According to Bowling, the original act has created a myriad of “horrific” problems for Tennessee, including being known as the “Hillbilly Heroin Trail,” higher judicial costs, lost work-time, death from overdoses and an increasing number of babies being born with addictive drugs in their system.

In August 2014, the Tennessee Department of Mental Health & Substance Abuse Services announced that, as of July 2012, prescription pain killers had surpassed alcohol as the Volunteer State’s number one drug problem.

Bowling said the repeal of the law is being supported by the state’s district attorneys and the Tennessee Bureau of Investigation.
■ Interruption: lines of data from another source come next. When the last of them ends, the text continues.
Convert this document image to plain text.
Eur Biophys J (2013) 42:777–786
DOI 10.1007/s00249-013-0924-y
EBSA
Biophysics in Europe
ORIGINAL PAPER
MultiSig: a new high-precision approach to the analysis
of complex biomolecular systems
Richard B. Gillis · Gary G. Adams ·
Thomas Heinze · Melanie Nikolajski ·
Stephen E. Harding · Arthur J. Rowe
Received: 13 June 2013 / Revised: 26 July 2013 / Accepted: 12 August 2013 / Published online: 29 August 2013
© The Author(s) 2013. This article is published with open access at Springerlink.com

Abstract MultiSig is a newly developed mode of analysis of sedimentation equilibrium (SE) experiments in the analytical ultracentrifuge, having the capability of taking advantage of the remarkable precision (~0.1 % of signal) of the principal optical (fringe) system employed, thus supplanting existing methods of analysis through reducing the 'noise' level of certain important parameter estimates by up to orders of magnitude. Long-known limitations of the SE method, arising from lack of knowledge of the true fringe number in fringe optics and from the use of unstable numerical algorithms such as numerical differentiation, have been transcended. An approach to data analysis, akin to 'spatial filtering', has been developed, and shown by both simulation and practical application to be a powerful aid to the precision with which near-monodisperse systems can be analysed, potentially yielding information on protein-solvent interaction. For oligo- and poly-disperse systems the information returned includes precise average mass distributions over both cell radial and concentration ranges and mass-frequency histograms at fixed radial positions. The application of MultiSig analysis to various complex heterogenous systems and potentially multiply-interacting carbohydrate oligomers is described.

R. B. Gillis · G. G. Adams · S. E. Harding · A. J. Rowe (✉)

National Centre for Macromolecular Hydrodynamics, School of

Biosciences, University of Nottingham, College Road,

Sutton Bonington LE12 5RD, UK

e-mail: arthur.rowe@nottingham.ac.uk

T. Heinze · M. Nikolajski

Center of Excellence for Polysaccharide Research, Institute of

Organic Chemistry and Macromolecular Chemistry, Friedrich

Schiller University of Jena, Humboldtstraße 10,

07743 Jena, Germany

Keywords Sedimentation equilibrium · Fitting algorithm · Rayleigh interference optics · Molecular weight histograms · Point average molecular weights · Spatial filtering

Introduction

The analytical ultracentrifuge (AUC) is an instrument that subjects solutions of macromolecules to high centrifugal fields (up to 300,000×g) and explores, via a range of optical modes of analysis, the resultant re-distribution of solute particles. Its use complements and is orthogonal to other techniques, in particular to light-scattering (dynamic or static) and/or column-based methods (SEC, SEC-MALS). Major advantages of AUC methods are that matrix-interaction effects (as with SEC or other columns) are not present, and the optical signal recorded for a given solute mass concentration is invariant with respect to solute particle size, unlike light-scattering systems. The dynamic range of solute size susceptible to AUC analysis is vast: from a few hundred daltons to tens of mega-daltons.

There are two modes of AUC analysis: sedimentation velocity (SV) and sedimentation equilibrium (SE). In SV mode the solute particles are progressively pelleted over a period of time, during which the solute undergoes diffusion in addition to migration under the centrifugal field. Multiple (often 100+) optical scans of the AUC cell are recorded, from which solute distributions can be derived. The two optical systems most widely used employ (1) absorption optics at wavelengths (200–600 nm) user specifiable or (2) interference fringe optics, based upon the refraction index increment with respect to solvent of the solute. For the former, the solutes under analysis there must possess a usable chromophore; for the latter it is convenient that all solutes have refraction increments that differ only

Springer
Barry Staubus, the Sullivan County district attorney general, told a northeast Tennessee television station earlier this week that because of the law, clinics that prescribe pain meds on demand — known derisively as “pill mills” — have legal protection. “Any doctor would have the defense saying they are mandated by the law to either give them these drugs or send them to somebody else,” he said.

Bowling tried unsuccessfully last year to pass the legislation. “There was a lobby against it,” she said. That doesn’t seem to be the case now. People “fully understand” the issue better this year, she said.